Emergency Alerts & Preparedness
Radiation Monitor Dashboard Card Explained
The radiation card summarizes recent public radiation-monitoring readings and coverage context from official and supplemental source families.
Quick read
- Useful for
- Radiation monitoring is highly source- and unit-dependent, so any unusual reading needs careful official verification before interpretation.
- Watch
- Elevated readings, highest reading, unit, station/source, observed time, stream type, map station coverage, and unavailable labels.
- Confirm with
- EPA RadNet
- Remember
- Readings can be stale, station-specific, unit-specific, or affected by source outages.
What the card summarizes
The Radiation Monitor card condenses available recent readings, source coverage, and highest-observed context into one dashboard signal. It is designed for awareness, not diagnosis or protective-action decisions.

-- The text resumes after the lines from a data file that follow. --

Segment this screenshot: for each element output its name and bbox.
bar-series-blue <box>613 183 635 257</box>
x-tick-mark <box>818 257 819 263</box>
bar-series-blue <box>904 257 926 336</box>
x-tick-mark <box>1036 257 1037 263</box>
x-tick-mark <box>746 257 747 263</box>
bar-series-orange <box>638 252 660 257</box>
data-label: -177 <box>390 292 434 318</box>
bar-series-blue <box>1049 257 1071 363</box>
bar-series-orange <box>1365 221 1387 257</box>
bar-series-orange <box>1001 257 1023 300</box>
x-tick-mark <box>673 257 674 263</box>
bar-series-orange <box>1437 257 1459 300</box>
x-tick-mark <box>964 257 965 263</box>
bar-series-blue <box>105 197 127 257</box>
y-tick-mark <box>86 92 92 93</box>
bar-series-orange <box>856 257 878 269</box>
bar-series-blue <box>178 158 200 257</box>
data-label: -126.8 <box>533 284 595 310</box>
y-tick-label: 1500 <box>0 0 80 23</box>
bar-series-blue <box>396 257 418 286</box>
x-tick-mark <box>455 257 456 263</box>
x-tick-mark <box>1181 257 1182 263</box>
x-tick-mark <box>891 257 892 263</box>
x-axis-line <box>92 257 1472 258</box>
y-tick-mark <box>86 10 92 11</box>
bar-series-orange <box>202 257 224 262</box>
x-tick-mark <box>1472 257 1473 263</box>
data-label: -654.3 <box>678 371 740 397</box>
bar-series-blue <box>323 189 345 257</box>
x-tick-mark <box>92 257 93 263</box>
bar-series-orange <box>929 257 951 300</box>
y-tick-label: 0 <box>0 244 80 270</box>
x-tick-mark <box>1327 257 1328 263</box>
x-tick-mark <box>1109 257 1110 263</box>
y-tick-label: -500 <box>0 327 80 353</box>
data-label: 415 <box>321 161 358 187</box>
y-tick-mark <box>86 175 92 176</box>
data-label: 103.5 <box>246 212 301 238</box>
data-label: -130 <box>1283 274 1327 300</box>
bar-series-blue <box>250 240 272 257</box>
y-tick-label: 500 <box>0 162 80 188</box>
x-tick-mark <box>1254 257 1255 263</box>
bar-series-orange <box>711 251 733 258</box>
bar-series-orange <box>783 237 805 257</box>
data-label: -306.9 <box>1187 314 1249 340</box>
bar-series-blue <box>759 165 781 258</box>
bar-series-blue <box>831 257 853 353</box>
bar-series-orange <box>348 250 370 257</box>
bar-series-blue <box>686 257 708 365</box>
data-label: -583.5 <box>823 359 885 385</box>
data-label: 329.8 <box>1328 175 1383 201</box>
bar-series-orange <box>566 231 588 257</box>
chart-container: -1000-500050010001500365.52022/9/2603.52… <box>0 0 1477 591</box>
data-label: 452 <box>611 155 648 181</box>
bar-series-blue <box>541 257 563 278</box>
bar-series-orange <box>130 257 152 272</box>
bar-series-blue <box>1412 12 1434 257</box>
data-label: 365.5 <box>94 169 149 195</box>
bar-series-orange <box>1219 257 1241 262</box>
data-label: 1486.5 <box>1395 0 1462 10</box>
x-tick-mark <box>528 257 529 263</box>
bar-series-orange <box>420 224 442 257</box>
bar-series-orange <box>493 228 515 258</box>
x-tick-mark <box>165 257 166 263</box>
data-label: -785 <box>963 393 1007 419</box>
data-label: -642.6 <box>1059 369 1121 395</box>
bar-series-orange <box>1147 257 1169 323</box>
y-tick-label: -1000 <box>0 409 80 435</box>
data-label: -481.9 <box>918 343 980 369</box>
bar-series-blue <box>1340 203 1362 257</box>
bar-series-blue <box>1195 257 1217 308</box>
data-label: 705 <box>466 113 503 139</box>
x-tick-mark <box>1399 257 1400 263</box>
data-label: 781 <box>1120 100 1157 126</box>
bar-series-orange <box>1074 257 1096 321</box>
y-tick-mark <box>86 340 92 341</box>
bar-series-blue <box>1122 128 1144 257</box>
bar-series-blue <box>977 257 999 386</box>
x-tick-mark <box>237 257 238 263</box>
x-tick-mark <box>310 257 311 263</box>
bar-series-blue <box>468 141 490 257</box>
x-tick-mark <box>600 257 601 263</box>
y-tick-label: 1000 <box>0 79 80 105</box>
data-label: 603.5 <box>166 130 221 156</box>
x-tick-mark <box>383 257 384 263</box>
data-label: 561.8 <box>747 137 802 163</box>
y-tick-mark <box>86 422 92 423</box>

Because radiation data is technical, the card emphasizes units, source type, observed time, and whether readings are stale or unavailable.
Visible metrics in plain English
- Elevated readings: number of current/non-stale readings above the dashboard threshold.
- Highest reading: the largest recent value HazardNow can display, including unit when available.
- Stations read or map stations shown: source coverage context, not proof of full national coverage.
- Source and stream type: whether the value is from official or supplemental feeds and how it entered the dashboard.
Limitations and official verification
- One station reading may not represent a broad area.
- Units and background levels require technical interpretation.
- Verify unusual readings and any safety actions through EPA, state radiation-control programs, emergency management, and local public-health authorities.
Visual reference
Radiation card signal map
Read the signal as one layer in a larger source stack, not as a standalone instruction.
Official/public sources
Use these links to verify current source text, update timing, and agency caveats.
FAQ
Does HazardNow provide radiation safety instructions?
No. The card is informational only. Follow official emergency management, EPA, state, local, and public-health instructions.